Kickstarter: The Resistance – Hostile Intent & Hidden Agenda

Hostile Intent Hidden AgendaSummer is the WORST weather for spies thanks to all that dark-coloured clothing, although they do get to skulk in cooling shadows and hang out on one-man submersibles I guess so perhaps I’ve overstated the issue. Future spies definitely have a bad time of it though, with global warming having gone crackers and the authoritarian world government inevitably pushing their hours up at the same time as cutting holidays and taking away the free teabags.

You can avoid all that nonsense by grabbing yourself a copy of The Resistance, which I’ve already gushed over in these pages as a hilarious hidden-roles game that basically lets you find out which of your so-called friends is most likely to suddenly push you down the stairs or steal your cat and run off into the night. There is shouting too. And rage. SO MUCH RAGE. I love The Resistance for the way it encourages people to act in ways they normally never would, casually lying to your face before subtly incriminating someone else as the secret saboteur and sitting back to enjoy the mayhem. But despite its brilliance and opportunity for individual expression, games can become, well, a bit formulaic after a while to be honest, especially when you get to know each other’s playing styles and tell-tale signs they’re lying.

Publisher Indie Boards and Cards made some effort to mix things up by including a set of ‘plot’ cards in the game, which give players special powers they can use to help ferret out spies or throw a spanner in the works of missions. But that’s nothing compared to the chaos injected through the 2012 follow-up The Resistance: Avalon, an Arthurian re-skin of the core game which added super-powered characters to individual cards. No longer are you just a resistance member or government spy. Now players could be Merlin, or Morgana, or Mordred, or any medieval character beginning with M, each with their own intrinsic ability which tears up the strategy book for the base game and fires it into the sun. Merlin, for example, is a ‘good guy’ who KNOWS WHO THE SPIES ARE, giving the resistance team a huge advantage in picking the right people to go on missions and win the game.

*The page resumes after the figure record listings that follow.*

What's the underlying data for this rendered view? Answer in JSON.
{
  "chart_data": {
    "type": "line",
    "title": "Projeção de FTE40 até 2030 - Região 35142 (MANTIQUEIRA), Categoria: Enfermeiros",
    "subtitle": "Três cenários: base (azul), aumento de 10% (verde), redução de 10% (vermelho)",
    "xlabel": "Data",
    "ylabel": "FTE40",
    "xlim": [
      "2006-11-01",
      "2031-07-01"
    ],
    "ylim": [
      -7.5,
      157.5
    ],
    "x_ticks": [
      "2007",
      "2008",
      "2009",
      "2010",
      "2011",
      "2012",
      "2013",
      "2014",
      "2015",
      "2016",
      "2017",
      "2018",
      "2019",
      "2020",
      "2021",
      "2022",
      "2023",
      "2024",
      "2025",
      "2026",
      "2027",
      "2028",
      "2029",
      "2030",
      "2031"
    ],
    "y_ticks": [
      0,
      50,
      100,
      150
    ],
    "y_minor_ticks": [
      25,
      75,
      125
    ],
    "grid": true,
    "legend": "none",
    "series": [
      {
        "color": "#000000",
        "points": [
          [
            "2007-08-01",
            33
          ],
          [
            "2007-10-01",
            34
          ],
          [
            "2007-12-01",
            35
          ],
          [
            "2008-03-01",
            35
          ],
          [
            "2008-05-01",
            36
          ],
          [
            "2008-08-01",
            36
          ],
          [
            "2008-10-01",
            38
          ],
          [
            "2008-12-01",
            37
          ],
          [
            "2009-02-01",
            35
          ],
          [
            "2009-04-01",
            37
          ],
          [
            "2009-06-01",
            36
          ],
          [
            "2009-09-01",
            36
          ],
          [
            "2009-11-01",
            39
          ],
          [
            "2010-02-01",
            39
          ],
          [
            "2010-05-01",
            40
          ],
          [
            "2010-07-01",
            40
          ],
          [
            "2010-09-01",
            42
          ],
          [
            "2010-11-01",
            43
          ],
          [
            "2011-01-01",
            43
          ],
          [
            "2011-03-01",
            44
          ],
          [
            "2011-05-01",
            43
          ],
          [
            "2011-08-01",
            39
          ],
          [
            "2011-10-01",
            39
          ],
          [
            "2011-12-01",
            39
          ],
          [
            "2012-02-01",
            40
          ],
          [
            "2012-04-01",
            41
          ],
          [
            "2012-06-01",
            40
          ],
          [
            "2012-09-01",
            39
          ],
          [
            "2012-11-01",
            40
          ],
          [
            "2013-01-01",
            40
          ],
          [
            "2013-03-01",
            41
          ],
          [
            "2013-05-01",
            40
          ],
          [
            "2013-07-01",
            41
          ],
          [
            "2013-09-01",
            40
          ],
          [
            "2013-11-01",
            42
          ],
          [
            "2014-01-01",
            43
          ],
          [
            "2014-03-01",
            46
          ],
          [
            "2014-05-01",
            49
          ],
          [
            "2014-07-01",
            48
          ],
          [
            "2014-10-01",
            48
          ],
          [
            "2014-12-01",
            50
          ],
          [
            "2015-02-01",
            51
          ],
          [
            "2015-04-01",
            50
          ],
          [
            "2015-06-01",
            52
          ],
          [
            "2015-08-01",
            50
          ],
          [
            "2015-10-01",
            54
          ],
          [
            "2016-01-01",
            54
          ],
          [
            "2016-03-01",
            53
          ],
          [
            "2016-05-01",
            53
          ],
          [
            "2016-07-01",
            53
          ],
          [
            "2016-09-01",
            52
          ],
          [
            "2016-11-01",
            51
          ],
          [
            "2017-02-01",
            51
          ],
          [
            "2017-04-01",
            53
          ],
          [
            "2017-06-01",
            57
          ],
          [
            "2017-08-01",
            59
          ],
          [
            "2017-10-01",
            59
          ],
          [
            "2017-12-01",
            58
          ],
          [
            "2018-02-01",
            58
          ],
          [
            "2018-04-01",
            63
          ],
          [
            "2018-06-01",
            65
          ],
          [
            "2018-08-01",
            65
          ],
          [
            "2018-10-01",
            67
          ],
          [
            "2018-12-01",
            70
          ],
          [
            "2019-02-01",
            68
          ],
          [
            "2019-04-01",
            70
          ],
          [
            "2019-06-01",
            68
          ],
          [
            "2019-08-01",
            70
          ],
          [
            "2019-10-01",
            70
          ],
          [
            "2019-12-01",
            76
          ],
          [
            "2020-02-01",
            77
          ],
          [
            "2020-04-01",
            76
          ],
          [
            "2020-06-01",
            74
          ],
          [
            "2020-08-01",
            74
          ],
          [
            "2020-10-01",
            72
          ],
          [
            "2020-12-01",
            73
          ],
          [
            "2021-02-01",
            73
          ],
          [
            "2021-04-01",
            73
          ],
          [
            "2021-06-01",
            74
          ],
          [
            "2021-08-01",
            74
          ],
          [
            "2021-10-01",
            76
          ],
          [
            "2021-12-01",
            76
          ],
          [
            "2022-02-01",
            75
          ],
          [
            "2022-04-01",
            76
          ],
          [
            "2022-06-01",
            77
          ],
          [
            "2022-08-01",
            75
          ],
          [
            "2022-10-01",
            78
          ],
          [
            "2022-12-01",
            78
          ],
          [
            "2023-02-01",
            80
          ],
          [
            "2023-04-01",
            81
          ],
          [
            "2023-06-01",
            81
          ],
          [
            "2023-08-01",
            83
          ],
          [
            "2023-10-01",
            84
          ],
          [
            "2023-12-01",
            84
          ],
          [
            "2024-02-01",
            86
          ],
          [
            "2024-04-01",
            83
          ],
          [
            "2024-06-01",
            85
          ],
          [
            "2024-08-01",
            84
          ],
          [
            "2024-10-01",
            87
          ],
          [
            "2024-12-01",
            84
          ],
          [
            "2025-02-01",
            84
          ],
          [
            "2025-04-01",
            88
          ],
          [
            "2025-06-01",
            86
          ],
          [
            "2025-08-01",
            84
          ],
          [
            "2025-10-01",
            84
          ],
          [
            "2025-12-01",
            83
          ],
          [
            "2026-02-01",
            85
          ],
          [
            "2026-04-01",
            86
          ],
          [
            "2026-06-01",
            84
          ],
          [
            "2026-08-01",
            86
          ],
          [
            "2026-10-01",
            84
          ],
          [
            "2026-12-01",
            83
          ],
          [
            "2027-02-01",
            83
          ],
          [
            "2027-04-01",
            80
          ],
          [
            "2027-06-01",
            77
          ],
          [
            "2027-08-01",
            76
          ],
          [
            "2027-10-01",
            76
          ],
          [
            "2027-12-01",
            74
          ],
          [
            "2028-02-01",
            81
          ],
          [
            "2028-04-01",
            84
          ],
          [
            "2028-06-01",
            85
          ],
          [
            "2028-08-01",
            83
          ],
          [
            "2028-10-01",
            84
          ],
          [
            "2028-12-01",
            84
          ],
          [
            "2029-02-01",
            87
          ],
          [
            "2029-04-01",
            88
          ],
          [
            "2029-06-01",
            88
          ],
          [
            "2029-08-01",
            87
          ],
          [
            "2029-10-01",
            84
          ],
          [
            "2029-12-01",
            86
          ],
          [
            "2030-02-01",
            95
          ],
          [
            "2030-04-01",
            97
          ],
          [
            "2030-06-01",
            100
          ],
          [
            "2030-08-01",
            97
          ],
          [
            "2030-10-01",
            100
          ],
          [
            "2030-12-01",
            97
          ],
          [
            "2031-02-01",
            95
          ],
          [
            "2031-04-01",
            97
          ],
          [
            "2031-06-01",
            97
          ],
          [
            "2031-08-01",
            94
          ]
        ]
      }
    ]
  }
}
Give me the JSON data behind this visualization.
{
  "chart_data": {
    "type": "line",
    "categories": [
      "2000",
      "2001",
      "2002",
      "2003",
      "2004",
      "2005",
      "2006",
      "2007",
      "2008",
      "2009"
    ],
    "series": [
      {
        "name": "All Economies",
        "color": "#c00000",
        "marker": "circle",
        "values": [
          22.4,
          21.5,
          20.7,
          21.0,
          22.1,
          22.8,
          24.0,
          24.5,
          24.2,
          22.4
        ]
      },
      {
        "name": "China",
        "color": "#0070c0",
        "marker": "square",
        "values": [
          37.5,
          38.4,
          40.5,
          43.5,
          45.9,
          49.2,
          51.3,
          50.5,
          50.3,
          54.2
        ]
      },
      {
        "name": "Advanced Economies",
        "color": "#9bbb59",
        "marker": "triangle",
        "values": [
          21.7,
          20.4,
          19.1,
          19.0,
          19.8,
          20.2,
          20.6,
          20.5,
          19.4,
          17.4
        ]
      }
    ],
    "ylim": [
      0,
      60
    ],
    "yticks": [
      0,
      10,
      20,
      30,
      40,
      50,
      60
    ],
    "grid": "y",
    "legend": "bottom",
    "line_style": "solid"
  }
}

Merlin needs to be far more subtle than just blurting out his or her information, however, as the spy team includes a character called The Assassin, who wins the game for the bad guys if they work out who Merlin is at the end – EVEN IF THE RESISTANCE HAS ALREADY WON. Help!

Assassin Avalon

 

Other cards throw further mindbenders into the game – Percival knows who Merlin is at the start and can help cover his or her tracks to throw off The Assassin. Include Morgana, however, and she also reveals herself secretly to Percival as Merlin at the beginning, leaving him with no idea who to trust. A player cast as Oberon, another evil-doer, doesn’t have to reveal themselves to Merlin at all, and so on and so on until everyone’s winking at each other pretending to be Merlin and no one knows what the hell is going on anymore.

It’s brilliant – a much-needed injection of bedlam after the base game has begun to get a little dry, and the good news is there’s more on the way. Indie Boards and Cards are currently Kickstarting two expansions for the vanilla version of The Resistance, which adds in Avalon’s bells and whistles as well as a string of other enhancements which sound like they will leave your poor brain in tatters. Defectors, who can switch allegiance mid-game, Reversers, who can change the result of any mission, Inquisitors, who can find out who other players really are – the list goes on, and each one I look at leaves me drooling at the chance to bring them into our games. Getting in early by backing the Kickstarter also means you’ll get two extra ‘modules’ not included in the retail version of the games, including the amazing-sounding Rogue Agents, who have their own individual victory conditions and attempt to win selfish solo victories without caring a jot about the rest of their team. This guy’s probably one of them – either that or a terribly lost hipster. Look at that jacket!

Hidden Agenda

The Kickstarter ends on August 9 and is priced at a cool $28 including shipping if you’re based in the UK – that’s £16.44 in real money. That cash nets you both expansions plus the sexy bonus content, although Indie Boards and Cards reckon the game won’t be with us until we feel November’s icy claw.